Correlation Between Matson Money and Chestnut Street
Can any of the company-specific risk be diversified away by investing in both Matson Money and Chestnut Street at the same time? Although using a correlation coefficient on its own may not help to predict future stock returns, this module helps to understand the diversifiable risk of combining Matson Money and Chestnut Street into the same portfolio, which is an essential part of the fundamental portfolio management process.
By analyzing existing cross correlation between Matson Money Equity and Chestnut Street Exchange, you can compare the effects of market volatilities on Matson Money and Chestnut Street and check how they will diversify away market risk if combined in the same portfolio for a given time horizon. You can also utilize pair trading strategies of matching a long position in Matson Money with a short position of Chestnut Street. Check out your portfolio center. Please also check ongoing floating volatility patterns of Matson Money and Chestnut Street.

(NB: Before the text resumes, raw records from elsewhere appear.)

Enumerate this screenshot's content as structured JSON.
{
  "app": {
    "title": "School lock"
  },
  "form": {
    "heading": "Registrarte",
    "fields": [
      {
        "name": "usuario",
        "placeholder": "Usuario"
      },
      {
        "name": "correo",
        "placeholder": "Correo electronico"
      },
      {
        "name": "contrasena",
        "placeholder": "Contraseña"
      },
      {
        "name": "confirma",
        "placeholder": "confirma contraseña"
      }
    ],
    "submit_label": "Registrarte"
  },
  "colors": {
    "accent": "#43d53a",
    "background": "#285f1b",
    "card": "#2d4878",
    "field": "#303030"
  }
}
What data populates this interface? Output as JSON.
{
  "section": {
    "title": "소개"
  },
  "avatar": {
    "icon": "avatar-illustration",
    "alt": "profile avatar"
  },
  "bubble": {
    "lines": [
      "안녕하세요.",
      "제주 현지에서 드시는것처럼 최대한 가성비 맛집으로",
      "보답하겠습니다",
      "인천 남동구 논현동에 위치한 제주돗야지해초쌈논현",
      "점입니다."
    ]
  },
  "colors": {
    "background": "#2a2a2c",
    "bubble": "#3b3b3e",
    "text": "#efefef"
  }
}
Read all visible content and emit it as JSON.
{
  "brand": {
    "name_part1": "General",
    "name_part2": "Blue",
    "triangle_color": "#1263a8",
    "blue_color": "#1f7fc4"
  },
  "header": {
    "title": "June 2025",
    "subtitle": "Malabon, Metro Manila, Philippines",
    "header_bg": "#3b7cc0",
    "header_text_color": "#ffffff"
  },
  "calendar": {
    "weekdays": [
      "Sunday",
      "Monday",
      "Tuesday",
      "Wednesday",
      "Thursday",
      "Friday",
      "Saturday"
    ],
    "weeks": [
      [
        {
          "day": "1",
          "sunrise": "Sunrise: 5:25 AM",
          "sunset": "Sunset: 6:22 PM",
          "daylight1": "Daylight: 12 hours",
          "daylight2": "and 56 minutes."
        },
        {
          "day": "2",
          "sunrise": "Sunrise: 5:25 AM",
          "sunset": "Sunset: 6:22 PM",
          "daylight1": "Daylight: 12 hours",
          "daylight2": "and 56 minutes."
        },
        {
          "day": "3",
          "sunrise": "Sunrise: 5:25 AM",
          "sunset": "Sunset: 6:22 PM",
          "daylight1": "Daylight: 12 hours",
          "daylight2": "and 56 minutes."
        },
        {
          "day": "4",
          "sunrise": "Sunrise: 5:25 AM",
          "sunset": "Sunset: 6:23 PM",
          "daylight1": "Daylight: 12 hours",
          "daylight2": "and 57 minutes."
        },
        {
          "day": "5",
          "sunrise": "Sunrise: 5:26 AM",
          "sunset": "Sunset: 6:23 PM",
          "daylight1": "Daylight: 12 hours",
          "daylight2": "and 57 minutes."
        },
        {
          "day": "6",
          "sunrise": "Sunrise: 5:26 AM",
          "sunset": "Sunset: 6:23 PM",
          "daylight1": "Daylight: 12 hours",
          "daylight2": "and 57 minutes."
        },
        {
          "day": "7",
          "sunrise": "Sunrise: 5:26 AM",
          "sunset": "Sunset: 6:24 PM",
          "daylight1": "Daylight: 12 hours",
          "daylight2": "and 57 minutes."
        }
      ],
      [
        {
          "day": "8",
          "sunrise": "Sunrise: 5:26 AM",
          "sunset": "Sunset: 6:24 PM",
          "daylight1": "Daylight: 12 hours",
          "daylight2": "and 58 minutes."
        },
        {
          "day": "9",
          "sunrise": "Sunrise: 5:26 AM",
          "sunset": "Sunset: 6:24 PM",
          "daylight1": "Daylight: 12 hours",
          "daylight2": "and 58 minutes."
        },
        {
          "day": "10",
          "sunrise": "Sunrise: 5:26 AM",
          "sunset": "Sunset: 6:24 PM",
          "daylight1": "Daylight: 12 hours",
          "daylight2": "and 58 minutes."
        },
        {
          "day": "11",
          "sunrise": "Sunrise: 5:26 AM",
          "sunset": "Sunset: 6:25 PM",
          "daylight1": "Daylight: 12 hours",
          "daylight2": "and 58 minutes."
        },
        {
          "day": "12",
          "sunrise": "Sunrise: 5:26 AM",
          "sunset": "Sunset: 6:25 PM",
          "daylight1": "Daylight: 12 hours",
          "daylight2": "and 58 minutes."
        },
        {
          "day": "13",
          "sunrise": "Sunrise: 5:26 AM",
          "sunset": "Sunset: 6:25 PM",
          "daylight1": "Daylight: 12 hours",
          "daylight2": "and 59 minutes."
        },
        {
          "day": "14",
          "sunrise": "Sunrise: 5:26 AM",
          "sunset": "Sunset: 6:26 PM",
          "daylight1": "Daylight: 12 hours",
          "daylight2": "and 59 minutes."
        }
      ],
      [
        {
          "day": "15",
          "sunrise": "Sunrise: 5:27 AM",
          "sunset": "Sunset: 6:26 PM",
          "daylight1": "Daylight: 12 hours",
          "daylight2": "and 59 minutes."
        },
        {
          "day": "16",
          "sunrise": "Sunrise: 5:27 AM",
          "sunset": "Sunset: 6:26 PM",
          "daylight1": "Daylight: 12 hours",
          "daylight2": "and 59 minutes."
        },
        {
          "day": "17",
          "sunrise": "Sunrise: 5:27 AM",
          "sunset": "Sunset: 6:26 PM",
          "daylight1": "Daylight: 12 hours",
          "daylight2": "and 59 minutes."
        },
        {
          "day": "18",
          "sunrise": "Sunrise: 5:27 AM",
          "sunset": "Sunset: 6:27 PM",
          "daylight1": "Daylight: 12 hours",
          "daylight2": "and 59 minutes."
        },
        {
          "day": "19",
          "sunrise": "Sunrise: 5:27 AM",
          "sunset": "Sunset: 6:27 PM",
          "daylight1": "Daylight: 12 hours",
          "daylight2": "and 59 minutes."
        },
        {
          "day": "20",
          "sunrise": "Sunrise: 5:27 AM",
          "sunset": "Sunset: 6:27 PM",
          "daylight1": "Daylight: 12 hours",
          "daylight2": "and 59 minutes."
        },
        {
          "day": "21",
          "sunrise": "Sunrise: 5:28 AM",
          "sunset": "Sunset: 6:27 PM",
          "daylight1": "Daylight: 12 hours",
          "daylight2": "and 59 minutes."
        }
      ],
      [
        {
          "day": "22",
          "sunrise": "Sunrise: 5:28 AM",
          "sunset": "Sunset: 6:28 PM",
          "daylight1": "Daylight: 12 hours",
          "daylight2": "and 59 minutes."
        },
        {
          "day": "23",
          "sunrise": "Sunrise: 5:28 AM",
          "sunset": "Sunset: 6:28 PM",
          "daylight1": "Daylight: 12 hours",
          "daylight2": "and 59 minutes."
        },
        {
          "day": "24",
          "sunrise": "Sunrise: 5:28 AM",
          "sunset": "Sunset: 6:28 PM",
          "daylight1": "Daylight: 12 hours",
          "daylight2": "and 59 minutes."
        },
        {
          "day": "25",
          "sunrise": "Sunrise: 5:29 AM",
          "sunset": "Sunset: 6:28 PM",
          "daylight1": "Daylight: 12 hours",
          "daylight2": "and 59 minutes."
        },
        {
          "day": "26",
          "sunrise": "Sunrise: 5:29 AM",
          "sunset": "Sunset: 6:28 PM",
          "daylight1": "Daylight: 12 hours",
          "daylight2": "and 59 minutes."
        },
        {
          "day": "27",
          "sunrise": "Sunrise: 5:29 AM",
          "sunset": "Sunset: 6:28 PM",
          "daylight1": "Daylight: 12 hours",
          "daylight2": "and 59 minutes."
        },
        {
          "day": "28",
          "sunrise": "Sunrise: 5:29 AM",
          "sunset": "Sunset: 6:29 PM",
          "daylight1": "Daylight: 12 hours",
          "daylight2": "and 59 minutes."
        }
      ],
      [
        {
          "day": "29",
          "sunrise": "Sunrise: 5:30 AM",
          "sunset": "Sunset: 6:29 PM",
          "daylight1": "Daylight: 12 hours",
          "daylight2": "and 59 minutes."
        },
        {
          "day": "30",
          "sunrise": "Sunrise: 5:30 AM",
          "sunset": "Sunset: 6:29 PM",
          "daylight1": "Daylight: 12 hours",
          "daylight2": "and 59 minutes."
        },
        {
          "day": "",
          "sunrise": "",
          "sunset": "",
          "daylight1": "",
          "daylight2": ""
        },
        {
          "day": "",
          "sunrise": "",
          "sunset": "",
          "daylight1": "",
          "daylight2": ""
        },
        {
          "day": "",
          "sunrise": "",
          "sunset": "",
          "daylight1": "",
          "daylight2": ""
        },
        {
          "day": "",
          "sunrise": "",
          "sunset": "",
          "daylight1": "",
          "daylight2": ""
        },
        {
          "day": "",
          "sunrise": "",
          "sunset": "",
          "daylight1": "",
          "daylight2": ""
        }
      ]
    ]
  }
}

Diversification Opportunities for Matson Money and Chestnut Street
0.93 | Correlation Coefficient |
Almost no diversification
The 3 months correlation between Matson and Chestnut is 0.93. Overlapping area represents the amount of risk that can be diversified away by holding Matson Money Equity and Chestnut Street Exchange in the same portfolio, assuming nothing else is changed. The correlation between historical prices or returns on Chestnut Street Exchange and Matson Money is a relative statistical measure of the degree to which these equity instruments tend to move together. The correlation coefficient measures the extent to which returns on Matson Money Equity are associated (or correlated) with Chestnut Street. Values of the correlation coefficient range from -1 to +1, where. The correlation of zero (0) is possible when the price movement of Chestnut Street Exchange has no effect on the direction of Matson Money i.e., Matson Money and Chestnut Street go up and down completely randomly.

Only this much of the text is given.